About 6.27% of orders take more than 60 minutes to get delivered.

Question 16: The company wants to analyze the delivery time of the orders on weekdays and weekends. How does the mean delivery time vary during weekdays and weekends?¶

In [132]:
# calculate average delivery time by Day of the Week
df.groupby(df['day_of_the_week'])['delivery_time'].mean()
Out[132]:
delivery_time
day_of_the_week
Weekday 28.340
Weekend 22.470

Observations:¶

The average delivery time on weekdays is about 28.34 minutes compared to the weekends at about 22.47 minutes. This could be because there are more cars on the road during the work week.

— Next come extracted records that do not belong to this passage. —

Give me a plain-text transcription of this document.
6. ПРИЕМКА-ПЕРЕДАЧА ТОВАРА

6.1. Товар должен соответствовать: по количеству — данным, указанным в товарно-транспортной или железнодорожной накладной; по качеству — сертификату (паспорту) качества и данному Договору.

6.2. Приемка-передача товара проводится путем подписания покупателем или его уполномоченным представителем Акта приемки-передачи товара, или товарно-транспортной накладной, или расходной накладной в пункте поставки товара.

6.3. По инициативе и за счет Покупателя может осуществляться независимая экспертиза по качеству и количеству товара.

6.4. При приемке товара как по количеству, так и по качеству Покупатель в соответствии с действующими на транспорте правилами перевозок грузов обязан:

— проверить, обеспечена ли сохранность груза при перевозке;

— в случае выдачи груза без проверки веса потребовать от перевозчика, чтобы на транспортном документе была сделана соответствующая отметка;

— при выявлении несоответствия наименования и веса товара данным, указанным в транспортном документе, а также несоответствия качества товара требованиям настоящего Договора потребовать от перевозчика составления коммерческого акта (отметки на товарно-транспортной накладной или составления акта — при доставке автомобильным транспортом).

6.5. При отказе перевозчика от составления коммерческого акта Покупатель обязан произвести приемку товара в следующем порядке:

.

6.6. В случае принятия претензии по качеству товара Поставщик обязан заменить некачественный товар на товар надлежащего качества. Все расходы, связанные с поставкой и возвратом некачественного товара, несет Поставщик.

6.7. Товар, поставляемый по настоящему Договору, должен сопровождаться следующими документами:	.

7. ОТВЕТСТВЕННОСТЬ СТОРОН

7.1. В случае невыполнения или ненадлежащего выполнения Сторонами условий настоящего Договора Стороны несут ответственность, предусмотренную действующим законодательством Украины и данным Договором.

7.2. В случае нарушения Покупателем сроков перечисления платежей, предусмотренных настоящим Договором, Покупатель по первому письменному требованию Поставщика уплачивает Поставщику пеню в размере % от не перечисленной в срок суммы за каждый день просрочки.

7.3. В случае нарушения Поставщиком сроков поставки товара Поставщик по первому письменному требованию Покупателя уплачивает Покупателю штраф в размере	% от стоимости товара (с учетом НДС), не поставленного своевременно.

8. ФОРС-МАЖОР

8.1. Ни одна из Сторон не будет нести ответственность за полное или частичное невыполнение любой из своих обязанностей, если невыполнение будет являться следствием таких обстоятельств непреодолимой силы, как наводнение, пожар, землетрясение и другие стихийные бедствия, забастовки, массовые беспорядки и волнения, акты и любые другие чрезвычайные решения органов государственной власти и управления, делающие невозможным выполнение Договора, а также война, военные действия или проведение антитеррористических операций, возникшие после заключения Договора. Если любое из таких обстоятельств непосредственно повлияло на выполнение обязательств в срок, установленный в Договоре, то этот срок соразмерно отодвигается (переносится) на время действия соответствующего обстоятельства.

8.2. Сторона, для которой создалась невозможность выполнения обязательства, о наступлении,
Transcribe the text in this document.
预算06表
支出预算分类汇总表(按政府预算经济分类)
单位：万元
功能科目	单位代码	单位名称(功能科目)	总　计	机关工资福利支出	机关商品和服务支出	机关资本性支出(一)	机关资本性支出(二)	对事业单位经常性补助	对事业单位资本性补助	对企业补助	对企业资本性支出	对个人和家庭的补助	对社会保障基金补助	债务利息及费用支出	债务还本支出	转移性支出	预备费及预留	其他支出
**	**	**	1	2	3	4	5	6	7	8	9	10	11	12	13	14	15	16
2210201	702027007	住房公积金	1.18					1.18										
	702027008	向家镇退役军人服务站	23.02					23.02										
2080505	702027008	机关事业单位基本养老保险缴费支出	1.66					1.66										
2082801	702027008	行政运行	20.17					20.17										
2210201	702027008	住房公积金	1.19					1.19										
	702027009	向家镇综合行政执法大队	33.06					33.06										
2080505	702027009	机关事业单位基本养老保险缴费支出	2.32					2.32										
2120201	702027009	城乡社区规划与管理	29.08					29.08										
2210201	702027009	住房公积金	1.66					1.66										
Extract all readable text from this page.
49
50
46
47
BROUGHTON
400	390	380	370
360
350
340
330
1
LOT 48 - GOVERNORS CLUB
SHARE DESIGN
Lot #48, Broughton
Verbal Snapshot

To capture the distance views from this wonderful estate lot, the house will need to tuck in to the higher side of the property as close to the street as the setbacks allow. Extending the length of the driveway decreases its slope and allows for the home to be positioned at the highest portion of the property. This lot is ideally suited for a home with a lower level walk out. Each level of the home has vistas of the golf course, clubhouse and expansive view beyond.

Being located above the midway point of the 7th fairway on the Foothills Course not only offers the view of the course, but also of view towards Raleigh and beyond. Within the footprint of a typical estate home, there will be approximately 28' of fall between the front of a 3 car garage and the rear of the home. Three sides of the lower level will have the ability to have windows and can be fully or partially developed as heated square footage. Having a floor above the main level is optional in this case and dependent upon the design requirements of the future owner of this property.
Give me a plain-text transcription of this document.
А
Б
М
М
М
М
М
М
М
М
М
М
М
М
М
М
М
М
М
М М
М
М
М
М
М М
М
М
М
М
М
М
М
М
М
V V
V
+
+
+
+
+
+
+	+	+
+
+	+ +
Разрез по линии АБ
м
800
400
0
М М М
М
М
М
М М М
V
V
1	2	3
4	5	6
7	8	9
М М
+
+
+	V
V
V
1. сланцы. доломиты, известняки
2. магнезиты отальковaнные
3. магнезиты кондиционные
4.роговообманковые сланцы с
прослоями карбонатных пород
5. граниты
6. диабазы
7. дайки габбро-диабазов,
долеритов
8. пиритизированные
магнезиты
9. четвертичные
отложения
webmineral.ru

Conclusion and Recommendations¶

Question 17: What are your conclusions from the analysis? What recommendations would you like to share to help improve the business? (You can use cuisine type and feedback ratings to drive your business recommendations.)¶

Conclusions:¶

  • American has the most orders and most number of restaurants accross all cuisine types (Shake Shake being the most ordered).
  • Most of the orders are being placed on the weekend.
  • Most orders cost between $10 to $15.
  • Based on the data, there are very few repeat orders, that is a majority of the data is one time orders.
  • There doesn't seem to be enough conclusive data that the numerical categories have positive or negative correlation (except for cost and food preparation time, cost and rating).

Recommendations:¶

  • The company can benefit from offering promotions specific to placing orders during the weekday to increase sales
  • There is a significant amount of orders that are not rated. The company can benefit from offering promotions based on number of orders rated say rate 10 orders receive 10% off their next order. This will encourage users to rate each order. They could even make it mandatory to select a rating before placing the next order just for data collection purposes.
  • Based on this data, there is large disparity between types of restaurants ordered from. The company can offer cuisine specific promotions to encourage sales of those less visited. Place an order of a minimum amount from a list of restaurants within a certain cuisine type and receive a discount on the order. As previously stated, there are very few repeat orders. The company can benefit from encouraging customers to use the service more frequently. Offer a promotion for placing a minimum number of orders throughout the week.
  • The main goal should be to encourage more data collection from each order to better analyze the data points and enhance business strategy.